I took a writing class! Yes I did. I probably shouldn’t admit it, really, because now you’ll all expect me to have improved immensely, and that makes me nervous.
The class was with Stacey Solie (@StaceySolie), and it was fantastic. I learned a lot and here are a few of my favorite tips:
Freewriting: Every day, set aside a dedicated chunk of time to just write. Don’t worry about punctuation, spelling, grammar, or anything. It’s great for writer’s block: you don’t even need to start at the beginning or anything. It just helps get the ball rolling and get you out of whatever funk you’re in. I’m trying to do at least 15 minutes per day (minimum).
Read your work out loud: Admittedly, this is one that I knew about before, but it bears repeating. I don’t do it nearly enough and I really should because when I do, I always catch mistakes.
Stop apologizing for your work: It’s a terrible habit of mine and doesn’t really accomplish anything. For example, when giving an essay to someone to proof-read, it’s pointless to say things like, “Oh, here you go. It’s really bad, sorry.” It’s probably got some bad parts, and some good parts, and whoever is reading it will figure it out without you telling them.
So I’m working on building confidence in my writing…
Know when to stop: Try to recognize when you reach the point when your ongoing efforts cease to result in significant improvements. The “sweet spot”. Stacey talked about this, and so did one of our guest speakers, Katie Arkema. Here’s my own interpretation, in graphical form:
Thanks to the terrific @realscientists followers, who pointed out a couple of important points that I missed before!

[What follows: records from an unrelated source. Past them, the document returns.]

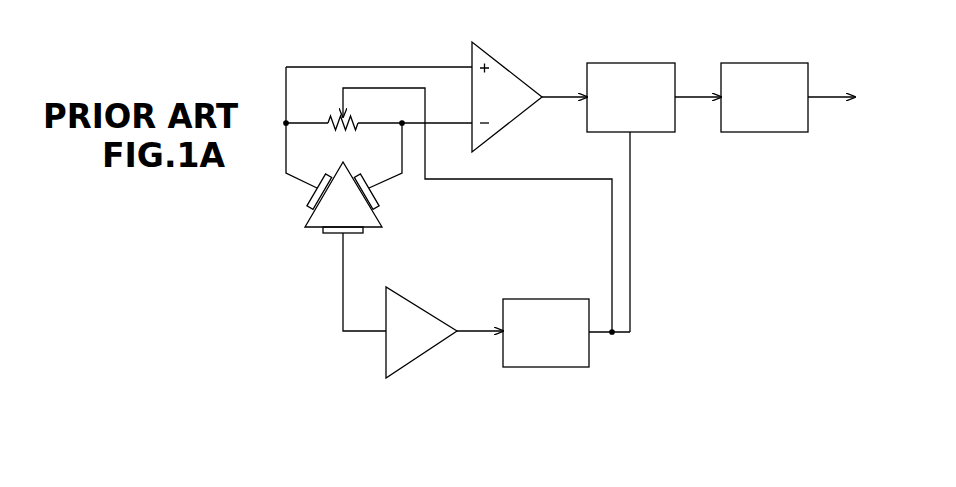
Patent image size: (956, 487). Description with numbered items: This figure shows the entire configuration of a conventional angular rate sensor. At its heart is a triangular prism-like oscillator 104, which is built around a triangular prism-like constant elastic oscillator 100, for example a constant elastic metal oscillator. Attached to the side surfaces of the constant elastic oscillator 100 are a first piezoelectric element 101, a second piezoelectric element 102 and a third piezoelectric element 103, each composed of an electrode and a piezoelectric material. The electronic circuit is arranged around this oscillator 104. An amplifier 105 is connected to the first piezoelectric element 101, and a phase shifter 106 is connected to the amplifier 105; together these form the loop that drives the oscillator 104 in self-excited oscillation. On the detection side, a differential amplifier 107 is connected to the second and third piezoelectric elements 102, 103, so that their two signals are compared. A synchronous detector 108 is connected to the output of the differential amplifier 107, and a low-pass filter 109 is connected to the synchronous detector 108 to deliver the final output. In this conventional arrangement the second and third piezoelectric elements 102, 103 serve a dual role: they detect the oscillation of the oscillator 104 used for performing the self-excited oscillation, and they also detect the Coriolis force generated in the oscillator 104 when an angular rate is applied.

The constant elastic oscillator 100 is at (375, 222).
The first piezoelectric element 101 is at (352, 235).
The second piezoelectric element 102 is at (307, 206).
The third piezoelectric element 103 is at (378, 206).
The oscillator 104 is at (290, 285).
The amplifier 105 is at (434, 313).
The phase shifter 106 is at (535, 299).
The differential amplifier 107 is at (511, 70).
The synchronous detector 108 is at (623, 63).
The low-pass filter 109 is at (752, 63).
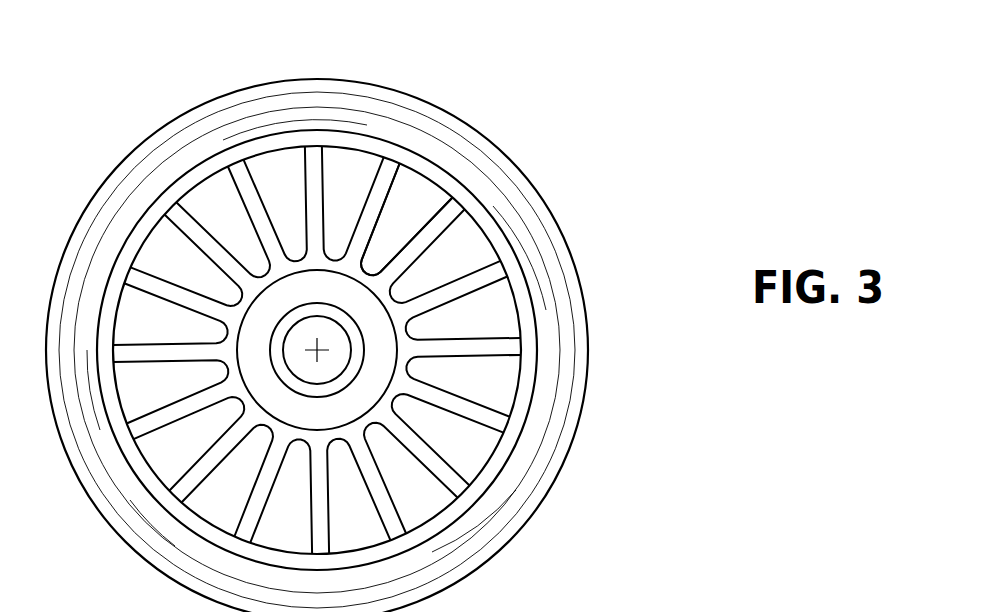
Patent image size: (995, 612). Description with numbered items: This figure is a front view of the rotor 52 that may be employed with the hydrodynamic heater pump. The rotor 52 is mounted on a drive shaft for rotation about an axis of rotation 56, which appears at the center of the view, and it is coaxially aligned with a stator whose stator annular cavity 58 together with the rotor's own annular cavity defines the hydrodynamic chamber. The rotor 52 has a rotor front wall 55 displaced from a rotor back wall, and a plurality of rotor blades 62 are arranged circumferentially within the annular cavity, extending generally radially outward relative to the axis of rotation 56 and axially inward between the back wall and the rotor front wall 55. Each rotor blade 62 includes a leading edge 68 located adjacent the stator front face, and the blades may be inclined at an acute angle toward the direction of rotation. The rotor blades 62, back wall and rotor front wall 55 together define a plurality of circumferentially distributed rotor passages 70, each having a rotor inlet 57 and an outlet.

The rotor 52 is at (587, 300).
The rotor front wall 55 is at (517, 422).
The axis of rotation 56 is at (312, 350).
The rotor inlet 57 is at (480, 377).
The stator annular cavity 58 is at (854, 608).
The rotor blade 62 is at (479, 289).
The leading edge 68 is at (215, 253).
The rotor passage 70 is at (403, 223).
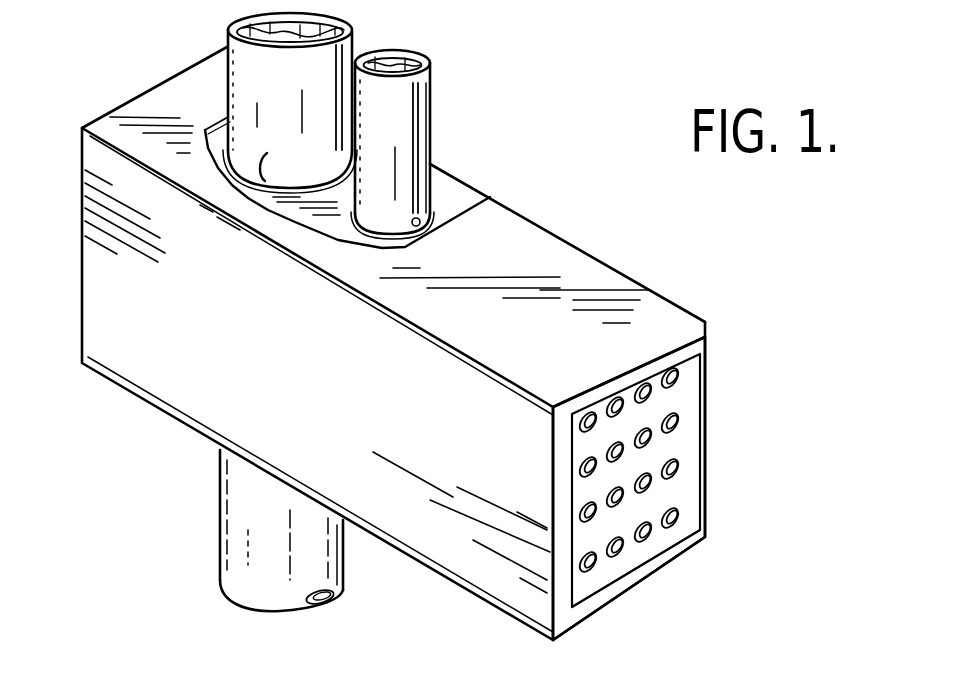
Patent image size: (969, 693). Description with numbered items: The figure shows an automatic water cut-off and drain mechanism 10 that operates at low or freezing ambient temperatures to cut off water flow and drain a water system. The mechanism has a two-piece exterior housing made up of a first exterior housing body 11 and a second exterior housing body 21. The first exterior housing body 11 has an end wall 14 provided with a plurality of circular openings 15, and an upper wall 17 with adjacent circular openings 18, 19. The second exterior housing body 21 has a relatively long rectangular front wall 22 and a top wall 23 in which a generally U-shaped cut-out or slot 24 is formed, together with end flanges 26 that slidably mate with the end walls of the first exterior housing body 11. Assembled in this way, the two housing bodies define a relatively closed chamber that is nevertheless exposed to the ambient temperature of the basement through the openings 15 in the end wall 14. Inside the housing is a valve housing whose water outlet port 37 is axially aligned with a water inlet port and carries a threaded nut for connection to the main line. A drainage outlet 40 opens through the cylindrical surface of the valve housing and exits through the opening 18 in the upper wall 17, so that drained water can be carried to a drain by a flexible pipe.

The automatic drain mechanism 10 is at (576, 114).
The first exterior housing body 11 is at (706, 382).
The end wall 14 is at (690, 426).
The circular openings 15 is at (674, 516).
The upper wall 17 is at (452, 184).
The circular opening 18 is at (416, 225).
The circular opening 19 is at (280, 155).
The second exterior housing body 21 is at (90, 318).
The front wall 22 is at (322, 369).
The top wall 23 is at (546, 355).
The U-shaped cut-out 24 is at (336, 232).
The end flanges 26 is at (603, 390).
The water outlet port 37 is at (298, 83).
The drainage outlet 40 is at (406, 126).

READ! Yup, to become a better writer, you have to read. A lot. I mean, you should read every day, and be critical about it, too. Ask yourself, what is it that makes a certain piece of writing excellent or terrible? What techniques does the author use? Is there anything about their writing that could be improved upon? These observations will all eventually sink into your brain and make their way into your own writing. Hopefully not word for word though, because that’s not cool.
Practice. This sort of goes with the “free-writing” point above, but let’s give it a whole section unto itself. Because that’s how important it is. Like many skills, it’s more about hard work than innate genius. Have you read that book, Outliers, by Malcolm Gladwell? In it, he talks about what all of these wildly successful people have in common. Sure, there are loads of factors that lead to success, but the one in common between them all was that they’d put a metric butt-load of hours into their craft. Ten thousand hours, minimum, to be exact. So put in your time!
Well there you go. You know I’m not a writing expert, I’ve just listed/regurgitated things that I thought were useful or inspiring. Hope it helped! Feel free to add to the list in the comments.